My friend Tobias Schneebaum, who died at 83 in 2005, was an artist and writer who split his time between his apartment in Westbeth, the artist’s housing complex in Greenwich Village, and such places as Papua, New Guinea in Indonesia and the jungles of Peru, where on a Fulbright grant he lived among the Harakmbut tribe in the 1950s. His first book, Keep the River on Your Right, is about his experiences (including one incidence of ritual cannibalism) with them in Peru, which changed his life forever. 


He was always an artist, though he deliberately left the art world when he went to Peru. He made drawings all his life, and filled many notebooks with drawings while traveling. When I knew him, starting around 1995, he stayed home in New York except for trips aboard cruise ships, where to earn some money he lectured about the places they visited, and with the crew of the documentary film about him by Laurie and David Shapiro, Keep the River On Your Right, when he returned to both Peru and New Guinea, reconnecting in both places with the oldest of the surviving people in each place, who recognized him and greeted him with apparent affection. (I appear for about a minute in the film, floating in a gondola in Central Park with Toby and my boxer, Alice.) He had lovers among the men in these places, and it’s painful to witness in the film his separation from them, his tense ambivalence about leaving. His entire life he felt the pull of these remote spots where he’d found acceptance, warmth, and love as he never did in New York. 


I met Toby at a cocktail party at the home of Claire and Barry Brook in Manhattan in the mid-’90s when Toby was 73. We quickly and easily became close friends despite the 50-odd years between us. He was instantly affectionate, eager to talk and listen, open to friendship, happy to share his life, trusting, and genuine--he never made a false move in the decade I knew him.

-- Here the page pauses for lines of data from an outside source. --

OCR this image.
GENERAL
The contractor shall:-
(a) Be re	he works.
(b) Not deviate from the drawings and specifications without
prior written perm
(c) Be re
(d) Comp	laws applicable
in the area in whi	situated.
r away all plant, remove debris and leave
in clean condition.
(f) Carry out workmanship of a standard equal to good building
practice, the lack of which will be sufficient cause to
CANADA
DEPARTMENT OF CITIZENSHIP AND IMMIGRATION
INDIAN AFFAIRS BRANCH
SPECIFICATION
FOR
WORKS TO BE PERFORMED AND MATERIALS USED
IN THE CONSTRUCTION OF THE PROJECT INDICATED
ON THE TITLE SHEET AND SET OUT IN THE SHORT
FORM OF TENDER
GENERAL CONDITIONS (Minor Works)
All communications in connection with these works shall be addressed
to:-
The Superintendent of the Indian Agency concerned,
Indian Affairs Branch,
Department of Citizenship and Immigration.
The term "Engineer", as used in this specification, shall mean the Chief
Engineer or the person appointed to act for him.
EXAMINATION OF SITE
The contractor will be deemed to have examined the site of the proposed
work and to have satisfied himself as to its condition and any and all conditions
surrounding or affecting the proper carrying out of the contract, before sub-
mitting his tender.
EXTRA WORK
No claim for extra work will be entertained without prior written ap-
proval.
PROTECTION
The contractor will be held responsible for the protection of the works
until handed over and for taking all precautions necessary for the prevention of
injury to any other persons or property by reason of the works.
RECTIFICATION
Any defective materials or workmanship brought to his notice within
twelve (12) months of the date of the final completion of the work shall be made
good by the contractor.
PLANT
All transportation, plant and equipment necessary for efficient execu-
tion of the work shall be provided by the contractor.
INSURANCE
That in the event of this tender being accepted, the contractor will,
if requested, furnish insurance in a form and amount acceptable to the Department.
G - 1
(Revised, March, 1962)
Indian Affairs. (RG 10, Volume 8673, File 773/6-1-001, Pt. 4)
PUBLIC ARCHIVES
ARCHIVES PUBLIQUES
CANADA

I was with him the day he died. 


His primary work in the last couple of years he had was a daily practice of drawing, and he generally made a drawing a day in a black leather notebook of which he filled several. He considered many of the drawings surrealist; some of them he captioned. We often spoke of having the drawings published, and he wanted them to be, but when he died, the notebooks disappeared and the drawings have never been seen by the public as far as I know (except for a few of them published at my request by Diane Williams' NOON). His collection of art from Papua New Guinea supposedly went to the Metropolitan Museum, but when I’ve contacted the museum to ask for information I was told they could not tell me anything at all, a mysterious injunction. I’ve never heard of nor seen an exhibition there containing any of the works from his collection. Toby had promised me a large painting of his own that I loved after he died; but his nephew Jeff turned out to be the sole beneficiary of Toby’s will. 


The drawings here are from copies Toby made for me from the notebooks. The whereabouts of the originals remain unknown to me. There were hundreds more like these, all of them good. All of them should be published. 

Rick Whitaker










This (water-stained) photo I took of Toby in my apartment in 2003.